The trigger was the gesture carried out by the Estudiantes de La Plata club when, after Rosario Central won the title last Sunday, November 23, they decided to perform a “hallway with their backs turned” to the champion. That fact generated controversy and was the trigger for Fantino’s critical analysis.
During his participation in the streaming program “El Cónclave”, Fantino did not skimp on adjectives: “I know Verón. He is not someone with whom I would have a relationship; he is the opposite of me when it comes to watching football. He is a difficult, superb boy.”
The journalist was not limited to that phrase: he recalled that this type of criticism towards Verón is not an isolated event but part of a history of media confrontations. In 2017 he had already said that Verón was “a manipulator” that “in the National Team he was always a loser”, that “he fired Simeone, Milito and Vivas” and that “he did the same in Estudiantes”.
Fantino’s intervention comes at a time of strong tensions in the AFA, with questions about leadership, the roles of leaders and sports ethics. Symbolic gestures—such as the inverted hallway of Estudiantes—acquire a political dimension that goes beyond the grass: they refer to the internal power of Argentine soccer and who defines what is “respect” and what is “campaign.”
Verón, for his part, president of Estudiantes, has been the target of questions for his management style, his status as a former star player who returned to the country with media weight and his ability to intervene in club decisions and in the field of major football. Fantino places him as an uncomfortable figure for his view of football (“…he is at the opposite end of the spectrum from me…”), and with a complex character to handle in public relations.

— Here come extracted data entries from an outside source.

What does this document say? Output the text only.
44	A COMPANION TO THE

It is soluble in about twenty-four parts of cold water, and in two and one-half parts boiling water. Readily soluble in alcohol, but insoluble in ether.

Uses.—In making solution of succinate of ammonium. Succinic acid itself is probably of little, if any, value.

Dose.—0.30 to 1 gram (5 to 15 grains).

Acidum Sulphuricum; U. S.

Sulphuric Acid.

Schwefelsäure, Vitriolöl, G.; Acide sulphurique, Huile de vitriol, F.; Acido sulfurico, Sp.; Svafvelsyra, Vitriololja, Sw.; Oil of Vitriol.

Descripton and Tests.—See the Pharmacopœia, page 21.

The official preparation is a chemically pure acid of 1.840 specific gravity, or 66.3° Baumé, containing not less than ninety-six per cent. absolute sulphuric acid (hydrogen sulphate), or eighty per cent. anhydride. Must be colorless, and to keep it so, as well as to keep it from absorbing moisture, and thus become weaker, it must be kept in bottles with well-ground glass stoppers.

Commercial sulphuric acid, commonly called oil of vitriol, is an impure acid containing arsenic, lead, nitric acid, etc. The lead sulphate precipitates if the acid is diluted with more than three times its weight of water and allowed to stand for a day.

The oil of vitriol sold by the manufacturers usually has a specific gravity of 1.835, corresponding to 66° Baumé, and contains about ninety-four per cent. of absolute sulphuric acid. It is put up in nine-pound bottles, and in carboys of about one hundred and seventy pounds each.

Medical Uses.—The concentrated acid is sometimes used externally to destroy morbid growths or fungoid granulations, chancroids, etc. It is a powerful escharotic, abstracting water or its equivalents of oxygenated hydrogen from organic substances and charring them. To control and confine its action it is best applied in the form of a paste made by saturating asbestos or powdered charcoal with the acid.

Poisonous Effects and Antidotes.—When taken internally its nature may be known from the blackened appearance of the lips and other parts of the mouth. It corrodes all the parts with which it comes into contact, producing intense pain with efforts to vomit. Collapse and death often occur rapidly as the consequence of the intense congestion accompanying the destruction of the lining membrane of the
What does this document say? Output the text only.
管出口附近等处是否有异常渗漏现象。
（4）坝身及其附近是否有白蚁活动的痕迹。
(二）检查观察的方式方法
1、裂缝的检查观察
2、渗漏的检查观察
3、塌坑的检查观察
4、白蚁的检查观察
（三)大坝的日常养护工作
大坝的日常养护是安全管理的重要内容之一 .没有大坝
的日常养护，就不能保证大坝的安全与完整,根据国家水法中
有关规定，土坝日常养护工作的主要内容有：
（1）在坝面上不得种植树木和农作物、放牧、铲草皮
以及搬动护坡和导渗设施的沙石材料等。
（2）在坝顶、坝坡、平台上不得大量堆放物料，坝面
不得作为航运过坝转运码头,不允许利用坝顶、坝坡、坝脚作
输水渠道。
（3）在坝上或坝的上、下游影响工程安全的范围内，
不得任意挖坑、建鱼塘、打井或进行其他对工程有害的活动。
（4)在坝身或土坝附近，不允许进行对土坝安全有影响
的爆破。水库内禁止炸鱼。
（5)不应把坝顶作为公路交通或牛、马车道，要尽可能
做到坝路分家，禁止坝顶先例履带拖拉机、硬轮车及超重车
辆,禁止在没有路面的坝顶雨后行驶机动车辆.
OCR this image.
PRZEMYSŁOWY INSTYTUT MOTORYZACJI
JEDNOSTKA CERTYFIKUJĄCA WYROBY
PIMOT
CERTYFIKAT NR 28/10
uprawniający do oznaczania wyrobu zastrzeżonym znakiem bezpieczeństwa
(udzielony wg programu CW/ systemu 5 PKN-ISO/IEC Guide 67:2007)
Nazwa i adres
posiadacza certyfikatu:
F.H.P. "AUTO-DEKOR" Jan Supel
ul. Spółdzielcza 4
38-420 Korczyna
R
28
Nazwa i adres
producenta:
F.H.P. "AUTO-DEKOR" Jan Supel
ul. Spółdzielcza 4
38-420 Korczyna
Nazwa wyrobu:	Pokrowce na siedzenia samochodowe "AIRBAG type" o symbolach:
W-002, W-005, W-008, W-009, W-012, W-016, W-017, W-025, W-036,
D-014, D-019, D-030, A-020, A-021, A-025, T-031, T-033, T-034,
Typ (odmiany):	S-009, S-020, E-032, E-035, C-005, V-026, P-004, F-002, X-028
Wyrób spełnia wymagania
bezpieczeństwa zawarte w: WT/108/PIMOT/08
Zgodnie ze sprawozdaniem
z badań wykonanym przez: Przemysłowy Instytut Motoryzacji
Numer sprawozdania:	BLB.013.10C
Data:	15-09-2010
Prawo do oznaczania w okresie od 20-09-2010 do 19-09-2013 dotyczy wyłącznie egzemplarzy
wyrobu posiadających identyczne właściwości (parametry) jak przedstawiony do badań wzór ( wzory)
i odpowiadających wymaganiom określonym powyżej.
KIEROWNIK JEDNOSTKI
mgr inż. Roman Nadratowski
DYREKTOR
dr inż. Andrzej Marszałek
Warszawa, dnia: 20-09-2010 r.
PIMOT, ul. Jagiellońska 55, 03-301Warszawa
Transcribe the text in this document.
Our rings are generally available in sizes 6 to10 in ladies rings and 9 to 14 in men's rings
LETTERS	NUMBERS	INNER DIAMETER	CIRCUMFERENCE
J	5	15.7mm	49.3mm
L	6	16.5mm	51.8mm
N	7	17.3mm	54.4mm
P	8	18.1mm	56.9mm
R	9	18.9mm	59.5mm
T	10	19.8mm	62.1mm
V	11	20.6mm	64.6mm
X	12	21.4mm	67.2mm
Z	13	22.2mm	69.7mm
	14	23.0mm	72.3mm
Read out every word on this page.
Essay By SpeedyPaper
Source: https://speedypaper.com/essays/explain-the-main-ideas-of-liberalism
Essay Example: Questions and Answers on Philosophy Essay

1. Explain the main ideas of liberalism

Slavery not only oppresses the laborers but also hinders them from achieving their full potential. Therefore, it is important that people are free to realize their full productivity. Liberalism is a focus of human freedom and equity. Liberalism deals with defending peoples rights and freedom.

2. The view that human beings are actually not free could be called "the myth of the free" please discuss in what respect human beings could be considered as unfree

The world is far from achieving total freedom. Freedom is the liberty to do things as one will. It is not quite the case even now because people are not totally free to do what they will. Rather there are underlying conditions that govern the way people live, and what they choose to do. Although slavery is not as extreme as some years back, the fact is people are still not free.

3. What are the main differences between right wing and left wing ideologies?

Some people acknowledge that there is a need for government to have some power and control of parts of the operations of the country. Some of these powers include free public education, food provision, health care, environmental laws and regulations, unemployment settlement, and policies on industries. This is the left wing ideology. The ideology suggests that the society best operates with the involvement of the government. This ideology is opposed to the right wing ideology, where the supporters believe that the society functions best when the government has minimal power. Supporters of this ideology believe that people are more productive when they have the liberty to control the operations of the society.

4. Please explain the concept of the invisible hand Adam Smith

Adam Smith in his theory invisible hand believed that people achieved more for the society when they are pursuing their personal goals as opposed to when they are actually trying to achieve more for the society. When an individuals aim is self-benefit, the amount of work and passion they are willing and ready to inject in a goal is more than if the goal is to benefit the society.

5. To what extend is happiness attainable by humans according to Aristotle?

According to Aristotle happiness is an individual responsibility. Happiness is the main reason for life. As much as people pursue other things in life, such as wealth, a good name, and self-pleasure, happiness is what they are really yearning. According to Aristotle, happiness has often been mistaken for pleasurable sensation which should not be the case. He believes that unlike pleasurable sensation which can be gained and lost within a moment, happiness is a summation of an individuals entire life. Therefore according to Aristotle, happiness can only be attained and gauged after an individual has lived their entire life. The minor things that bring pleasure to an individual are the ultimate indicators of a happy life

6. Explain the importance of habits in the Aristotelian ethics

Beyond the personalities involved, the truth is that Argentine football is experiencing a moment of institutional review. The voices of media figures like Fantino take the ring to point out that the conflicts are not only on the fields, but in the offices, in the hallways of the institutions and in the way in which symbolic power is disputed.
In short: Fantino explicitly burst into the AFA debate, pointing out Verón as “a difficult boy” and focusing on the fact that in Argentine football it is no longer enough to play well: you also have to know how to negotiate views, establish alliances and respond to the demands of modern management.